Eight Ways to Apply Howard Gardner’s Theory at Home
Brighton Center is committed to high-quality education. That’s why we make sure students are learning the best type of curriculum that will set them up for success. At Brighton Center, children are able to explore their natural abilities and talents through Howard Gardner’s Theory. This approach theorizes that children do not have just an intellectual capacity, but have multiple intelligences including musical, interpersonal, spatial-visual, kinesthetic, intrapersonal, naturalistic, logical-mathematical, and linguistic.
Did you know Gardner’s Theory can also be applied outside of the classroom?

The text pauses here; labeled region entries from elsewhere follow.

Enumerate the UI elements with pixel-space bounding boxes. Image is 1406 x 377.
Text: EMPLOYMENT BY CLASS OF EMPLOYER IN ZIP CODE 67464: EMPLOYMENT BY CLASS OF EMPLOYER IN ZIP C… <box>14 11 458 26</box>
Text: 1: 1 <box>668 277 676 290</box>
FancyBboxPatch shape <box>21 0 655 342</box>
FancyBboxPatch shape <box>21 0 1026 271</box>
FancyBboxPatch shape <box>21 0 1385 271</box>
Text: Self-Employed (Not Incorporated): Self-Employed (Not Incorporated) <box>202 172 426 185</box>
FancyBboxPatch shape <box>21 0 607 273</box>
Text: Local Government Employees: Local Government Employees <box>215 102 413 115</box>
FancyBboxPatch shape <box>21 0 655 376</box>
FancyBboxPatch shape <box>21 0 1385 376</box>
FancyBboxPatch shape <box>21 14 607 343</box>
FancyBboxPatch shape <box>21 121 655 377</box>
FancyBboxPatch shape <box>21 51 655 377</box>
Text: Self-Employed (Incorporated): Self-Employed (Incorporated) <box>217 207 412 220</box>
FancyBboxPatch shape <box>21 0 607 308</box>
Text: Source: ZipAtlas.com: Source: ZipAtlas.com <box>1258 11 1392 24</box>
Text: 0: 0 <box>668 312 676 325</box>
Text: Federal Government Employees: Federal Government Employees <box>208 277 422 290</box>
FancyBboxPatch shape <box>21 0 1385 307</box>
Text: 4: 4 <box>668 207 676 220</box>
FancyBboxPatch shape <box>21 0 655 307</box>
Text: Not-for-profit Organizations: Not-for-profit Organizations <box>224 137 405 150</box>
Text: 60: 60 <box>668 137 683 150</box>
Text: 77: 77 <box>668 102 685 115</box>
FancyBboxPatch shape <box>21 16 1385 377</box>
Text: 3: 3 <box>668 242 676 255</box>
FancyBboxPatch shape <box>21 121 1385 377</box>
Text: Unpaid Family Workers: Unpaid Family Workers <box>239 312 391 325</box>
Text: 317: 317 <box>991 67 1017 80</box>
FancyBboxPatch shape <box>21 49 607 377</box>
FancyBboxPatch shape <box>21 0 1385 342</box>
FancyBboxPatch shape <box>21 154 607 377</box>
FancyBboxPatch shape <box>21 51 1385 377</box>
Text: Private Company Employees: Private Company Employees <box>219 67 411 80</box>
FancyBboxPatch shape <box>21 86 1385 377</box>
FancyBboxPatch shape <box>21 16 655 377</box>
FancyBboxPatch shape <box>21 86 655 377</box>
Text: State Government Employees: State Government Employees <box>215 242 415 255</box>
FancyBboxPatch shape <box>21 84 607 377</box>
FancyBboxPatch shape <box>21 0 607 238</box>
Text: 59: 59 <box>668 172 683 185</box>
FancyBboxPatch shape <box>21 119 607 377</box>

Here are eight ways parents can help engage their child’s intelligence at home through Howard Gardner’s Theory.
1. Music
Parents can host a dance party with their little one, paint to music or make up new words to a favorite song (make it silly and enhance your fun), create musical instruments with paper plates/cups and items from your pantry.
2. Interpersonal
Set up a play date once or twice a week, go to the live theater or shopping, group art lessons, write letters or cards to people, visit a retirement home and deliver crafts or goodies; anything to be social and engaged with a variety of people.
3. Spatial-visual
Give your child materials to build a fort or tall tower, sidewalk chalk drawing, pattern building, build a match box car town, do simple mazes, puzzles, and rearrange their bedroom furniture together.
4. Kinesthetic
Get moving by taking the dogs on a walk, having a dance party, making a hopscotch with construction paper on the kitchen floor, scarf dancing, obstacle course, or playing hide-n-seek.
5. Intrapersonal
Build a one-person tent, do a puzzle, set up an art easel for 1, read stories, or build with legos.
6. Naturalistic
Go on a nature walk, take care of someone’s plants while they’re out of town, visit the local home garden store, create collage art with natural materials, or water play.
7. Logical-mathematical
Measure and build small structures, marshmallow and toothpick building, pattern creating with strips of paper, or reorganize the clothes in your closet by color.
8. Linguistic
Create original stories, create kid commercials and plays, sing songs, make up rhymes or read together.